Second, synthesize data. Even if you have a perfect primary data source (and can point to one as primary), other supplementary, non-structured, semi-structured, and open data sources are sure to present integration issues or inadvertently skew your ultimate understanding of the world.

It’s important to have tools that help bring data together in less-than-ideal situations, since datasets scattered between systems and organizations are rarely designed for compatibility. Make sure your tools have features to help bring data without perfect keys together (we call this step clustering), as well as features to decide between conflicting attributes in the data when it’s brought together (we call this step synthesis).

To truly work data first, make sure your tools support investigating how the data came together and why a particular attribute set was chosen. This is especially important if your tools leverage advanced statistical and machine learning techniques for the clustering and synthesis steps. 

Third, add and analyze measures. After you bring things together you can quickly analyze if your assumptions about the business measures (the processes, policies, and procedures being followed) are correct. Most often, they are almost correct.

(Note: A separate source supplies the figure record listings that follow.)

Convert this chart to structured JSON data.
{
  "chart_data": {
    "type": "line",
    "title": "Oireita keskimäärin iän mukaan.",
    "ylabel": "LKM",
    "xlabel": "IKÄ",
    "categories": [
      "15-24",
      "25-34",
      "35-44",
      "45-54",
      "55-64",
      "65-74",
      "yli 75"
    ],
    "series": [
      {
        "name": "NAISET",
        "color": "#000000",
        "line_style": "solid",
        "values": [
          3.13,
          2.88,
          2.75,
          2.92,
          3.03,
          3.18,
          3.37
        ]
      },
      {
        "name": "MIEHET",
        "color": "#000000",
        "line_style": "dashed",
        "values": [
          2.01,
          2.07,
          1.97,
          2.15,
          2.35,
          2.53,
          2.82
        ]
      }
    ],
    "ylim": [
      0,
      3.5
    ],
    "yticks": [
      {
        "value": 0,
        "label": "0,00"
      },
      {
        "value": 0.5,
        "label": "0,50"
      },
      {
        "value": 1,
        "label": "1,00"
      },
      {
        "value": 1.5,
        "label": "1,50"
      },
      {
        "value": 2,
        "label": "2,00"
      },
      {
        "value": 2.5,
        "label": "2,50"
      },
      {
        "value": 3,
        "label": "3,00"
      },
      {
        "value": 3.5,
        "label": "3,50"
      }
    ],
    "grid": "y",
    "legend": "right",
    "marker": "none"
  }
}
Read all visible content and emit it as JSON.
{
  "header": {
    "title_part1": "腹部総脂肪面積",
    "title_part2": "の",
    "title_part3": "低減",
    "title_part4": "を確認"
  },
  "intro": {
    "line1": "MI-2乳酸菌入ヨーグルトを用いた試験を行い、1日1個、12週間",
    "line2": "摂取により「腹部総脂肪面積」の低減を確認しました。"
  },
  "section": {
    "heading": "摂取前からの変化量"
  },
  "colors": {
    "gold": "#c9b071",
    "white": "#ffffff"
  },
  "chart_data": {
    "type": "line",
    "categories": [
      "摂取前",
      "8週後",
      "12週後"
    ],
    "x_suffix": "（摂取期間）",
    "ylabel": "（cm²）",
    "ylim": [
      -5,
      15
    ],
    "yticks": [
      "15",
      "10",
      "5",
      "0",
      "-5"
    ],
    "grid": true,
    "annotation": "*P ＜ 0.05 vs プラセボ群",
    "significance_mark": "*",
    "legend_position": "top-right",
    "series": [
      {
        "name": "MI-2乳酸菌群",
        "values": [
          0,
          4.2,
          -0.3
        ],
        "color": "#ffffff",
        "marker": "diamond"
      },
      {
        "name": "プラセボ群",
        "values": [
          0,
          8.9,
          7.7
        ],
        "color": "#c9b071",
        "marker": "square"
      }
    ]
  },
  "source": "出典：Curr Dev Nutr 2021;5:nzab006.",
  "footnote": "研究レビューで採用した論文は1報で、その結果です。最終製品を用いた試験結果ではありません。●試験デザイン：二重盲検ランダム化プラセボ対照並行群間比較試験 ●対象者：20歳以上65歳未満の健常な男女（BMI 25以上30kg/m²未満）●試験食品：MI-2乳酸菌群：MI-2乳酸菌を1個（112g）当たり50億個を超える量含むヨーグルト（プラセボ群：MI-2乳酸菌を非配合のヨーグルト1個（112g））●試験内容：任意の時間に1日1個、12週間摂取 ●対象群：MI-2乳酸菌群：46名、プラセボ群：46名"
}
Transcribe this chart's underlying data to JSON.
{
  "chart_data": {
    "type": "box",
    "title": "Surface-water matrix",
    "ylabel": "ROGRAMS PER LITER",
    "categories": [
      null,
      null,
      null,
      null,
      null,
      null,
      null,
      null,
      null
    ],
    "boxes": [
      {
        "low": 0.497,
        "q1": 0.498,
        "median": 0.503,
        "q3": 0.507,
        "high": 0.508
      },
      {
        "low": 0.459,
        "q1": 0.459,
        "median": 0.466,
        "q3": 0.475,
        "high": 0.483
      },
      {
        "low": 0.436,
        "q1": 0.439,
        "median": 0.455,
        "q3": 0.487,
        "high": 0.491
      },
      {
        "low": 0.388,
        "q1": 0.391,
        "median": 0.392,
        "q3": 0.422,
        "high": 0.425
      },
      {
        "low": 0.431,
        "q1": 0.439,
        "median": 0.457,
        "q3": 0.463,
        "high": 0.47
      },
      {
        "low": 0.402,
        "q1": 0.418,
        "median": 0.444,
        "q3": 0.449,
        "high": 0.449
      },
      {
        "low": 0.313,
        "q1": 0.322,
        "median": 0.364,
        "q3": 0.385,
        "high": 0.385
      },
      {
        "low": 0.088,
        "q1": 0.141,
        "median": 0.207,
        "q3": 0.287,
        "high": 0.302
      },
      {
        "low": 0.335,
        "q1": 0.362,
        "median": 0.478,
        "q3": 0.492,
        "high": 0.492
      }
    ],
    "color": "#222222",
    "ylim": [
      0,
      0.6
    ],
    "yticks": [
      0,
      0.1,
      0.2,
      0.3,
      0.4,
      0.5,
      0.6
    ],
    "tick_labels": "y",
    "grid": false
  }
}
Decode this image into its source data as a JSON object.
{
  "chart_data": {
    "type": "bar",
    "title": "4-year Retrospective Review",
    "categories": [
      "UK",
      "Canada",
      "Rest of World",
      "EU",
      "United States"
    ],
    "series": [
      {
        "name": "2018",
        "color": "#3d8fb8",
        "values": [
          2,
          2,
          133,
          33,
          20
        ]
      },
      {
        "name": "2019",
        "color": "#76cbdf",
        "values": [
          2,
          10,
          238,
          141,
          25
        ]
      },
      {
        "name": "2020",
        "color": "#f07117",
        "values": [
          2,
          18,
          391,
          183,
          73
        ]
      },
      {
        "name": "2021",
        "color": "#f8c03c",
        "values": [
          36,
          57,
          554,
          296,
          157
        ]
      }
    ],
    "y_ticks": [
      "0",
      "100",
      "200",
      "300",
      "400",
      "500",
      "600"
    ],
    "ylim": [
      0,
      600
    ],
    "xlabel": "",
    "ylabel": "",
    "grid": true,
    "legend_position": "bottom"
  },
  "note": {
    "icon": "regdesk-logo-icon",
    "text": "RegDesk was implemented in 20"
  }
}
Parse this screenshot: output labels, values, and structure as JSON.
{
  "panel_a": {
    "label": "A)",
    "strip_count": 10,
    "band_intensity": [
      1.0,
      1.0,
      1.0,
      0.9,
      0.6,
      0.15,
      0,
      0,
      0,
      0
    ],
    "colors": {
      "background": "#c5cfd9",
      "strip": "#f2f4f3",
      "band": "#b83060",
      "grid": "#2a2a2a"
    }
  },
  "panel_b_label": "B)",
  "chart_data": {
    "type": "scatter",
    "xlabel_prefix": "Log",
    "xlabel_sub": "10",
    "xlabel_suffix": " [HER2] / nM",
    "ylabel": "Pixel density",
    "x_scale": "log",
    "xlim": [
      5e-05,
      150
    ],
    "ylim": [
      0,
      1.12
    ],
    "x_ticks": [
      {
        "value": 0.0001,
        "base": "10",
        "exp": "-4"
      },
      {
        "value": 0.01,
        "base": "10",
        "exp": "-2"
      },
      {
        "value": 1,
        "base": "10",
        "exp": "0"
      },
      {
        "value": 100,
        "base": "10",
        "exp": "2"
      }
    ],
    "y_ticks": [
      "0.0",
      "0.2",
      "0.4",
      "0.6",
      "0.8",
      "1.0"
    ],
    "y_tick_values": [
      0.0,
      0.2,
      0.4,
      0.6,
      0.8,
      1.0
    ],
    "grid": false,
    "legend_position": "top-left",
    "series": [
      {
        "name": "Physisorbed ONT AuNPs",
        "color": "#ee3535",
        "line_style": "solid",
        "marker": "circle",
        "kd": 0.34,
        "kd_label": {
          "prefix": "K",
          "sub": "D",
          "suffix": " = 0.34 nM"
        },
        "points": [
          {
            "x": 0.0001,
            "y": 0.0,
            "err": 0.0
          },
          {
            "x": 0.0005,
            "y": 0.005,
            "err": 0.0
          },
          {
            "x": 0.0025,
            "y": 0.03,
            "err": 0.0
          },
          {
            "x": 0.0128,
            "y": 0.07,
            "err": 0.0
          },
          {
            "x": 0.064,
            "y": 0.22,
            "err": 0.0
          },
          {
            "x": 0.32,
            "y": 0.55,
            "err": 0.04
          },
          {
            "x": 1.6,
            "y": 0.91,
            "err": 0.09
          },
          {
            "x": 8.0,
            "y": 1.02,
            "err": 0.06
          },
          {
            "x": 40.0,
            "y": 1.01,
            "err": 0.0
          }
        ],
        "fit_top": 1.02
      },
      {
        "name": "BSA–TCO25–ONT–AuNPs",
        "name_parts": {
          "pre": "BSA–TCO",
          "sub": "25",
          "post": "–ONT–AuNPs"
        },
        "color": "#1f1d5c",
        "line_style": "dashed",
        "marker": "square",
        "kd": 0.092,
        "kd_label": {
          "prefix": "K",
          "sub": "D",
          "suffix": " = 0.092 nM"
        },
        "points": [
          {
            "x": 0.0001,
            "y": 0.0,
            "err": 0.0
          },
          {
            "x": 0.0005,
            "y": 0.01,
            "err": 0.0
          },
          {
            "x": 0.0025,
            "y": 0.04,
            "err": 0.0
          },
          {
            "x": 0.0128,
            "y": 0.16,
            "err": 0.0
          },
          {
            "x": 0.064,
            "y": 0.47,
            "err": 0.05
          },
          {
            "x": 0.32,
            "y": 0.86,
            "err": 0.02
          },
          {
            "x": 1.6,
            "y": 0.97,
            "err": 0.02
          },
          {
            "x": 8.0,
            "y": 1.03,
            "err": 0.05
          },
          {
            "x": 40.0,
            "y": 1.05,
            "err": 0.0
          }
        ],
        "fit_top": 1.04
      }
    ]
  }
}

You will likely find examples where the specification and the data do not align, most likely because the measures are incorrectly modeled. In these cases, you should look to your tools to help identify the types of cases, but you may have to scour the basements to find the people who can tell you if the cases you found are actually valid within the business.

One of the great things about having a context-based system, is how easy and efficient it is to discover on a contextual level something is wrong because the known business measures and the data differ. Finding these problems is a task we call contextual data quality.

It’s helpful at this stage to have tools that support logic collocated with the data model. You also need strong analysis capabilities for identifying potential conflicts and unique scenarios in what is likely very large pool of data.

In all three steps, the data first methodology works best using tight iterative loops. It’s important that the tools you use provide fast feedback. We’ve found the best way is to visualize everything… the data itself, the effects of transformations, and the synthesis of information… as the data itself and the tool’s parameters are changed.

The usefulness of data first will not be ephemeral. The types and complexity of data and processes modeled in systems continues to grow. As that happens, the traditional approaches will continue break down, and data first principles will continue to become more important.


Stop working with data last. Start working data first. It’s the only way you can be sure you’re working with the data truth.

- Make sure you follow the data first methodology:

  1. Play with the raw data
  2. Synthesize the data
  3. Add and analyze the processes

- Take a look at your current toolset: if it doesn’t include data first features, ask your vendor(s) if they have a plan to include them.